Das hat ja dann noch nichts mit einer religiösen Zuordnung zu tun. Eine andere Frage ist die nach der Erd- oder der Feuerbestattung. Gibt es da aus religiöser Sicht Unterschiede?

Bärsch: Da ist im christlichen Verständnis die Erdbestattung insofern zu bevorzugen, weil sie eben der Bestattung Jesu ähnlich ist. Christen sollen so bestattet werden, wie Jesus auch bestattet worden ist, er ist in ein Grab gelegt worden.

Welcher Gedanke steht hier dahinter?

Bärsch: Dabei geht es nicht nur um eine äußere Entsprechung, sondern dahinter steckt die Hoffnung, dass, wenn wir so wie Christus gestorben sind und wir wie er ins Grab gelegt werden, dass wir in ihm dann auch zum Leben auferstehen. Die Feuerbestattung geht hingegen von einem eher materialistischen Verständnis des Körpers aus.

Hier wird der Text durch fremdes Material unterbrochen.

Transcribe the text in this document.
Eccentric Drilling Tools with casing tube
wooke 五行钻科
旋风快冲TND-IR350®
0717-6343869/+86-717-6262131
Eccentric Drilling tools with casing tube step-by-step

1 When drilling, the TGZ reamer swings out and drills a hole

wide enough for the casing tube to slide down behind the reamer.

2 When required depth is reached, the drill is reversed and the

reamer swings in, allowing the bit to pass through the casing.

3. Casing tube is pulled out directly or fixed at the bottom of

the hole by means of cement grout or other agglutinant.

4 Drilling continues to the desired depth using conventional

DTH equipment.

Wenn man bedenkt, was wir für große Anstrengungen unternehmen, unseren Körper möglichst zu optimieren, durch Sport, Fitness, Wellness bis hin zu allen möglichen chirurgischen Eingriffen... Wenn wir das in unserem irdischen Dasein tun, dann aber letzten Endes im Tod sagen, das sei nur noch eine leblose Hülle, dann klaffen da zumindest gewisse Spannungen auf. Im christlichen, oder zumindest im katholischen Verständnis würde man sagen, der Leib ist immer noch die Art und Weise, in der wir als Menschen erscheinen. Wir haben keine andere Möglichkeit zu kommunizieren als über unseren Körper, über die Art und Weise, wie wir uns ausdrücken, wie wir Gestik und Mimik gebrauchen. Der Körper ist in diesem Verständnis eben nicht einfach nur Materie und chemische Verbindungen, die man in der Feuerbestattung in einem Akt von Menschen zerstören kann, weil sie eben nutzlos geworden sind. Ein weiterer Gedanke, der für das katholische Verständnis eine wichtige Rolle spielt, ist der, dass der Leib ein Tempel des Heiligen Geistes ist.

Und dem würde eine Feuerbestattung weniger gerecht?

Bärsch: Dazu gehört auch, dass wir liebevoll mit dem Leichnam umgehen, dass es ein Verständnis und Sensibilität dafür gibt, sich von einem Menschen auch verabschieden zu können. Es ist gut, wenn das möglichst nicht in sterilen Leichenhallen geschieht, sondern wenn man sich in einem liebevollen-familiären Umfeld auch Zeit nehmen darf, sich von einem Verstorbenen zu verabschieden. Ihn noch einmal zu berühren, über die Wange zu streichen, ihn noch einmal so zu sehen, wie er als Mensch gelebt hat. Ich glaube, dass das ein wichtiger Aspekt ist, der eben bei der Feuerbestattung doch eine Menge Fragen aufwirft.

Das Gespräch führte Eva Chloupek.

Zur Person: Professor Dr. Jürgen Bärsch (59) ist Inhaber des Lehrstuhls für Liturgiewissenschaft der Theologischen Fakultät an der Katholischen Universität Eichstätt-Ingolstadt.